A maximal subgroup $M$ of a finite group $G$ is a proper subgroup of $G$ such that no proper subgroup $H$ exists such that $H$ contains $M$. I want to prove that all other proper subgroups of $G$ except $M$ are contained in $M$. I want to prove it by contradiction. Take an arbitrary proper subgroup $H$ of $G$ not contained in $M$. We have a contradiction if we can show that $H\cup M$ is a subgroup of $G$. Now, we can use this lemma:
For a finite group $G$, a subset $H$ of $G$ is a subgroup of $G$ if and only if $H\neq \emptyset $ and $x, \; y \in H$ implies $xy\in H$.
In $H\cup M$, there are 9 types of elements.
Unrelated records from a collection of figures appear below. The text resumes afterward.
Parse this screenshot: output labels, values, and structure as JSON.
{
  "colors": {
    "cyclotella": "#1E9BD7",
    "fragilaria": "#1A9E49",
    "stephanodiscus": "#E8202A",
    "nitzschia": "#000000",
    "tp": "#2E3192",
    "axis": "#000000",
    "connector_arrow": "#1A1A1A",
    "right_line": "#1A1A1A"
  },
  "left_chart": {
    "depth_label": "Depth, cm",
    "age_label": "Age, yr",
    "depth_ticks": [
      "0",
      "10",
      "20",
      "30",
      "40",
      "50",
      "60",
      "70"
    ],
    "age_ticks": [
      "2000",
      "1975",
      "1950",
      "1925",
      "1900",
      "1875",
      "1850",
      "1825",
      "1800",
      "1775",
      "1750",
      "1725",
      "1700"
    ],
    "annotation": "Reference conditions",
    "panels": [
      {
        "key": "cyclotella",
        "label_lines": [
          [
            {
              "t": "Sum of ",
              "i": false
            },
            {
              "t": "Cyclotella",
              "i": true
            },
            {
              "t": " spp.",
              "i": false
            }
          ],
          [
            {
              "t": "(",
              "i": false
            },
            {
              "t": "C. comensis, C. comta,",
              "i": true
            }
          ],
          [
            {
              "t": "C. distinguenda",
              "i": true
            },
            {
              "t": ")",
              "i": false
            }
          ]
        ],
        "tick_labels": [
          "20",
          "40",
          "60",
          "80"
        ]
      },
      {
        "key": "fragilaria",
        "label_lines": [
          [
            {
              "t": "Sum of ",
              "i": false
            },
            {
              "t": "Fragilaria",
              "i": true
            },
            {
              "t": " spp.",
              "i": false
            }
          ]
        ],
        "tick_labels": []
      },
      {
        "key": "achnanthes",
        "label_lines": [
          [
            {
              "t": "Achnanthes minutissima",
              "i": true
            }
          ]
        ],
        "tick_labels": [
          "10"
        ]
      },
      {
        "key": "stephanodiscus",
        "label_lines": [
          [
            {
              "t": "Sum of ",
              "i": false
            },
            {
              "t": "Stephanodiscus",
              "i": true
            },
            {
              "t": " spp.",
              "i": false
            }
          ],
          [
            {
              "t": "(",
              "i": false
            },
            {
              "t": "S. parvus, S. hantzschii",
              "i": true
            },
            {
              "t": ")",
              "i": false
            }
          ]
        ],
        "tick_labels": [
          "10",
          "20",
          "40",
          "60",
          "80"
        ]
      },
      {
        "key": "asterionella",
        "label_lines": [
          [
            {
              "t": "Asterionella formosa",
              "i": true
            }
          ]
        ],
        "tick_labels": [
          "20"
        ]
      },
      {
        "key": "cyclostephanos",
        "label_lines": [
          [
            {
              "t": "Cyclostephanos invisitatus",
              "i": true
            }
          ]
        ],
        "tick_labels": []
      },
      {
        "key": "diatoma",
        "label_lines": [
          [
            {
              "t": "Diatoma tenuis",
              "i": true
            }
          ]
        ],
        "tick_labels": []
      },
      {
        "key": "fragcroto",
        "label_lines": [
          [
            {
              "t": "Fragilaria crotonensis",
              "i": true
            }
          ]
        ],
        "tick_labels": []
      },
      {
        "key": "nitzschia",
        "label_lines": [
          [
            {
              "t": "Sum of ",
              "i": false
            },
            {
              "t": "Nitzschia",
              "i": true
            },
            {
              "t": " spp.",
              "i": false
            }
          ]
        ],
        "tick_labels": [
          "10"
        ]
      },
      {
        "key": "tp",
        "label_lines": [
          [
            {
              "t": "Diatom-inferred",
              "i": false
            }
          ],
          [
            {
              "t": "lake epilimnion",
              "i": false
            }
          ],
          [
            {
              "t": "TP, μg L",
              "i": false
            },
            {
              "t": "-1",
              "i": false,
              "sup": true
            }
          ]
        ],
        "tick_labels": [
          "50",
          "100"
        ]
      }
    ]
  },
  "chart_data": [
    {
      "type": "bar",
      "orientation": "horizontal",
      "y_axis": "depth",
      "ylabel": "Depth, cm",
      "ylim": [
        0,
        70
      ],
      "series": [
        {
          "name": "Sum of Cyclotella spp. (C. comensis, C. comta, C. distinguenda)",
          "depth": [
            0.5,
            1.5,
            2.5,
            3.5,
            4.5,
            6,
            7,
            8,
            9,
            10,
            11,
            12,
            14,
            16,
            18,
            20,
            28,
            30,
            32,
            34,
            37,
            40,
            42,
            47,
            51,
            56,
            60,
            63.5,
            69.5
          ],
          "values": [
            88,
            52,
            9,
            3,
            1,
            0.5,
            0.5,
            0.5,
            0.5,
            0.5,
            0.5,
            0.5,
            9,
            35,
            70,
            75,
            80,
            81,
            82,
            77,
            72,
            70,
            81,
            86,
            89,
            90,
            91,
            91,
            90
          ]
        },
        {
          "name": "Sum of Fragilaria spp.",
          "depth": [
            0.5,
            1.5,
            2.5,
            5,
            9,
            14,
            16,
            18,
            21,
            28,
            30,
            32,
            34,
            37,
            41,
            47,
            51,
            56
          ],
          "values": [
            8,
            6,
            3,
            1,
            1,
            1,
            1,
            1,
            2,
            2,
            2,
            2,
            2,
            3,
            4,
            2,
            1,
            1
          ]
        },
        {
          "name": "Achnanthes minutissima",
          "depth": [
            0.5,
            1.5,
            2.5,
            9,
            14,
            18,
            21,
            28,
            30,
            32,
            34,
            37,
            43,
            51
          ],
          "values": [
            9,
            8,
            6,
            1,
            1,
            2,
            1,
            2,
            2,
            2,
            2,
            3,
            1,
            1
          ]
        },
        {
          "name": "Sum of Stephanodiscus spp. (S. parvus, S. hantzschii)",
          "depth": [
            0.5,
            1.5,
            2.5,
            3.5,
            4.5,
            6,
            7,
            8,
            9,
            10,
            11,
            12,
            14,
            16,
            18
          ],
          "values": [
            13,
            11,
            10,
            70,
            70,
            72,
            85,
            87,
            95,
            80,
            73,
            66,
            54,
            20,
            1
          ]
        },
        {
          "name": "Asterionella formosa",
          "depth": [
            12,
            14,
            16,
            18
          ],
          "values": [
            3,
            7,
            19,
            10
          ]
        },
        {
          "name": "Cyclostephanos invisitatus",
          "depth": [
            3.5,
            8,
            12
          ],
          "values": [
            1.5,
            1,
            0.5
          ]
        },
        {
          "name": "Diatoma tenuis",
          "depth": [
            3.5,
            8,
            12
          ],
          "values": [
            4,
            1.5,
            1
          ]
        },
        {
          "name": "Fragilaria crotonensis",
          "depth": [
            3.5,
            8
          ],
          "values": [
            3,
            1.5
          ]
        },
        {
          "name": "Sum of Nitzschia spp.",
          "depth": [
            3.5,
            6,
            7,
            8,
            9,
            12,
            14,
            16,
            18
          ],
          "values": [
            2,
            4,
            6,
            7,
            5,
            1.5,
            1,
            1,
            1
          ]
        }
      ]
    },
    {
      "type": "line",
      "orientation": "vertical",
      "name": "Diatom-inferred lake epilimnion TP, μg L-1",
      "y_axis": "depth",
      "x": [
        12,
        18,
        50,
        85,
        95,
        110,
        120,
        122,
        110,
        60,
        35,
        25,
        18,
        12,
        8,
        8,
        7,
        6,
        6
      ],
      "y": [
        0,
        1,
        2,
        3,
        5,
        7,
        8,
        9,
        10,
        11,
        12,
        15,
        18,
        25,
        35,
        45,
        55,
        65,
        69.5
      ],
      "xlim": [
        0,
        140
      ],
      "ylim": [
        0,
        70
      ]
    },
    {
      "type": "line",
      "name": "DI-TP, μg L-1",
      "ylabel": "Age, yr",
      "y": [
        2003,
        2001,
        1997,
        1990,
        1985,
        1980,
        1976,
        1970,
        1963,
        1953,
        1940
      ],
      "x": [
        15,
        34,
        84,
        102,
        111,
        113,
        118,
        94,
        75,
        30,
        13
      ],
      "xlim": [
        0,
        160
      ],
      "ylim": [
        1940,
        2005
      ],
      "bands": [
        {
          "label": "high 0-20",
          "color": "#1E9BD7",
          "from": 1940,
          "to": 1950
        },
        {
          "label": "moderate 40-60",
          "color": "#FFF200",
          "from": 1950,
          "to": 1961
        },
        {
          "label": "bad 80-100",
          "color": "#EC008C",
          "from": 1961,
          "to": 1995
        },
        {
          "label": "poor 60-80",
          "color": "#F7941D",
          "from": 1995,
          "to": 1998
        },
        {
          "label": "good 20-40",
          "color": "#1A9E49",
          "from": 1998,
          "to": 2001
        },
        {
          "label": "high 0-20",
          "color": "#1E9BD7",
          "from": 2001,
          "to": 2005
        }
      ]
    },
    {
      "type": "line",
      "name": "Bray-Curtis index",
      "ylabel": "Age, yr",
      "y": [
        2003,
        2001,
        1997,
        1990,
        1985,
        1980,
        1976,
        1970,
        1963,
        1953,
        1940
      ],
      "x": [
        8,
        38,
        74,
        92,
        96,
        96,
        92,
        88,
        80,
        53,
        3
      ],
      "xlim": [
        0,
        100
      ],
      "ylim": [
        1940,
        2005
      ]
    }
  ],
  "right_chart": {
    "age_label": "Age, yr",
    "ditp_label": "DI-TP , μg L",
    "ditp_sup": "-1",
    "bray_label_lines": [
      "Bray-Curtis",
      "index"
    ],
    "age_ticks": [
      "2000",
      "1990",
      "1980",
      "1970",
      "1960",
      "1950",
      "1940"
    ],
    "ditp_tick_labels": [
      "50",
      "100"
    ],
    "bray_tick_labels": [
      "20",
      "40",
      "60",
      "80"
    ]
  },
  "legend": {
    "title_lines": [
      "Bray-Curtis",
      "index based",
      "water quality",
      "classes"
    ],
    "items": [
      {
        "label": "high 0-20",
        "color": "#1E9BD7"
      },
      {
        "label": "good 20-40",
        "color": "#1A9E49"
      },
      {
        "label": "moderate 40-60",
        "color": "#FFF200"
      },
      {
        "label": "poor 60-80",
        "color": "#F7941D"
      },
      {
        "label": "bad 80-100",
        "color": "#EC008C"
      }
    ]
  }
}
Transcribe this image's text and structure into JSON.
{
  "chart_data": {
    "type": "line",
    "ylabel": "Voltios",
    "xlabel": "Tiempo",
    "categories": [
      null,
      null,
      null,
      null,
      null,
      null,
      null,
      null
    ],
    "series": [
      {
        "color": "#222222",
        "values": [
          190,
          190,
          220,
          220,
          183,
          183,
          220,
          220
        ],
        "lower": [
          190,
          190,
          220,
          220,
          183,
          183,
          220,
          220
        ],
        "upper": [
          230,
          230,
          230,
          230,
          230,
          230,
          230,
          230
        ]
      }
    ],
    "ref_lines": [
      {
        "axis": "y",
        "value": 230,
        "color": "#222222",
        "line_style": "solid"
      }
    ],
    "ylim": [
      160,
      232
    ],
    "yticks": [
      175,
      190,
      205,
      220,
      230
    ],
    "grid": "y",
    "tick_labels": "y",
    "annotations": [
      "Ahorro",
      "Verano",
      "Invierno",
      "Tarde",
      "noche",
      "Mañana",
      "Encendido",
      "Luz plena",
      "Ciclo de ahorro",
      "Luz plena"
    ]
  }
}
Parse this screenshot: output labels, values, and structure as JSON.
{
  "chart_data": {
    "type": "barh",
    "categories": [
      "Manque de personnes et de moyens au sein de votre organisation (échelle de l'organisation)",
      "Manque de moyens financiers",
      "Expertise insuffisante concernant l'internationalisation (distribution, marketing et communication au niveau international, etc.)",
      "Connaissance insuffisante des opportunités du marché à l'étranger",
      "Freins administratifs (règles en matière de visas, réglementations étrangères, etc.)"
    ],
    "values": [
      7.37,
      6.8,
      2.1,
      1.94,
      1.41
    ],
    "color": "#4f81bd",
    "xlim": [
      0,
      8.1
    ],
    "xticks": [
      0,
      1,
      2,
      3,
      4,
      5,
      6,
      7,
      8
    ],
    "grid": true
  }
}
Let's consider them separately:
- $x, \; y\in H\backslash M$. This implies $x,\; y\in H$ and from the lemma $xy\in H$. Now, note that $x,\; y \in H\cup M$ and $xy\in H\cup M$. So, from the lemma, $H\cup M$ is a subgroup of $G$.
- $x\in H\backslash M, \; y \in H\cap M$. This implies $x, \; y \in H$ and the proof follows from the previous case.
- $x\in H\backslash M, \; y \in M\backslash H$. This is where I'm stuck. Any suggestion would be helpful.
No, it is false. Counter-example, Klein 4 group. $G=\{e, a,b,c \}$, where $\{e,a \}$, $\{e,b\}$, $\{e,c\}$ are maximal subgroup, and none of them contains each other.